Which brings me to men – though all the first person point of views are male, they serve a function dissimilar to the women. The men in this story are unabashedly (for the most part) too human. They are greedy, they are glutinous, they allow sexual desire to control them, and they have bad attitudes towards near everything – especially consequences. It is through men – and their meddling with women, that all the bad things happen in the novel – and it is through women that some balance is reclaimed. The men in this story are the men of the old fairy tale s – they are characters of foreboding – they are meant to be scary and full of disappointment – they are the original Blue Beard and Prince Charming – male characters who killed their wives because they were bored, or happened upon a beautiful girl and raped her so he could have her. Which is why Lanagan equates them with the bears they dress up as. Bear Day is an interesting feature in the story, and I like the idea of the sexual freedom that is inherent in that – if only First Bear was all the bears. Because what happens is a muddling of nature and reality, a discussion between what is meant to be real, and who the bad guys really are.
And here is why it works: original fairy tales were meant to be warning stories: the world sucks, dear children. The fearies and the littlees, the witches and the animals in nature we keep away with our stonework and thatched roofs – those things are scary and at every moment you are in danger. They have sense – more sense anyway then nursery rhymes, but they rarely end happy – there is always a quid pro quo, always a tit for tat for the hero and the heroine – you want true love, be prepared for true loss; you want real happiness, be prepared for the equivalent heart ache; etc.
The women in this story traverse the boundaries of faery tale and not – especially the two daughters. They live in the fairy tale heaven-like world for most of their lives, and in a way, they represent us – the post-Grimm and post-Disney crowd that got accustomed to stories with happy endings, a sterile version of what they really are. And when they cross over to the real world – the world where faery tales once truly existsed, there are two responses: Urdda remains fascinated and moved forward’ Branza is fearful and tries to claw her way back to heaven.
In the same way, the dark fairy tales are slowly creeping back up to our cultures, they are becoming more popular, and their influence is beginning. The world is ready, I think, for a less moralistic and a more true sense of fairy tale, as dark as it can be. And I think this book is one to get us there.

~ Ammy Belle


  1. Excellent analysis, but this is not my kind of book. I like the dark histiry of fairy tales, how they were warnings, but I don't think that I'd enjoy reading about sooo dark and ugly.

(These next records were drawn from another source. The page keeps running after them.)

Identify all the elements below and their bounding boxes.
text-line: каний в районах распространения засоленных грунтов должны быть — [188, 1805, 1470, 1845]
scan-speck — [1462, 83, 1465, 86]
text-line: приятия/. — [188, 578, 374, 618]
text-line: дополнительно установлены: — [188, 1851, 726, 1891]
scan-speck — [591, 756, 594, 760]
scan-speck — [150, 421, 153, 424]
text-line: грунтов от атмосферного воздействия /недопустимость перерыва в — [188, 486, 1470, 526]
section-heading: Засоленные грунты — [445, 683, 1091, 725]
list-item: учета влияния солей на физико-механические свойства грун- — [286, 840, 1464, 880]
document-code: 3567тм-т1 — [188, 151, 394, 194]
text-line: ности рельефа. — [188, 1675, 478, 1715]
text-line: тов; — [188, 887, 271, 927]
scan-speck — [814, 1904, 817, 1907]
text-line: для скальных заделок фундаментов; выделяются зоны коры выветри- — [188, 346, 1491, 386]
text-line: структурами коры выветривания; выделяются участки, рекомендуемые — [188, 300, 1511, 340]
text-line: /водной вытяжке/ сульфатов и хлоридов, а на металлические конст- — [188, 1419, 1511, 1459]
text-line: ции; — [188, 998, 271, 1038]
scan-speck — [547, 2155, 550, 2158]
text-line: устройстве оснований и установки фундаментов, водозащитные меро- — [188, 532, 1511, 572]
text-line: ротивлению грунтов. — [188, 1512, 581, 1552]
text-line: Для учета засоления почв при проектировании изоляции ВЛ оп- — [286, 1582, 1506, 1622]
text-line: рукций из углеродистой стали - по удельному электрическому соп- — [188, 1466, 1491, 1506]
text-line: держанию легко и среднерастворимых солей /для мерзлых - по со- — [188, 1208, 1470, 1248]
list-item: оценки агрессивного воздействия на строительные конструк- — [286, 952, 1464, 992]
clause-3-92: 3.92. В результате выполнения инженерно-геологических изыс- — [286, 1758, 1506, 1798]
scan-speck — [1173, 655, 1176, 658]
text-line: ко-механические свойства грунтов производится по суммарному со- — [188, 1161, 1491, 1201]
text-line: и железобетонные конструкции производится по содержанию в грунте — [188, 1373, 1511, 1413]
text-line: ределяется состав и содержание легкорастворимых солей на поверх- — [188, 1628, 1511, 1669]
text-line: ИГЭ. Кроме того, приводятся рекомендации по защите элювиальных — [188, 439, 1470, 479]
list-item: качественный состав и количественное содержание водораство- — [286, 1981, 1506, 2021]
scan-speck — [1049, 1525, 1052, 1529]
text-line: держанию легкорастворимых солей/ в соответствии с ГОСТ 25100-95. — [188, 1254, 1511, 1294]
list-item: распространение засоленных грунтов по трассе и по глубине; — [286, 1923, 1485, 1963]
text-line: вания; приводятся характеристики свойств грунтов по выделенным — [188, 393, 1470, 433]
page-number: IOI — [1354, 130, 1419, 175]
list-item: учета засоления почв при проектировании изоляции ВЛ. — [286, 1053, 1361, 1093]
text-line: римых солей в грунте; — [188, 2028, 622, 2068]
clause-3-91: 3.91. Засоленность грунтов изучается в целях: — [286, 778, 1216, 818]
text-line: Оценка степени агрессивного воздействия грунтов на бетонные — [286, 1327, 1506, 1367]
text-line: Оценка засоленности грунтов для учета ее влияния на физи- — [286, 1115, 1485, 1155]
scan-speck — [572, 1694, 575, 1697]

  2. 'The world sucks, dear children'. Love it! That perfectly sums up the original fairy tales and more modern dark fairy tales like Tender Morsels (which is indeed a crazy good, if disturbing, book). I almost included it in my guest post on YA retellings... think I ended up cutting it out.

    Anyway, awesome analysis of Tender Morsels and fantastic guest post. Really enjoyed reading it!

  3. Thanks Kat! It really was an excellent book - but it is disturbing. Kudos to you for finishing it - it took me a while.

  4. Exceptionally well though out post. I'm looking forward to reading this one. Thanks for sharing!

  5. I got this from Amazon (bargain price!) not too long ago, so I have a nice hardcover edition waiting to be read. Think I'll bump it up on my list. Great analysis!

  6. I have yet to read Tender Morsels (though I did buy it a while back) but I've heard so many incredible things about it. Fairy tales really aren't meant to be nice. Even the Grimm's Brothers fairy tales - the original ones - are quite dark. I'm into darker books, so I'd be more than okay with dark fairy tales taking off again.

    Disturbing book or not, Tender Morsels is one that I know I must read.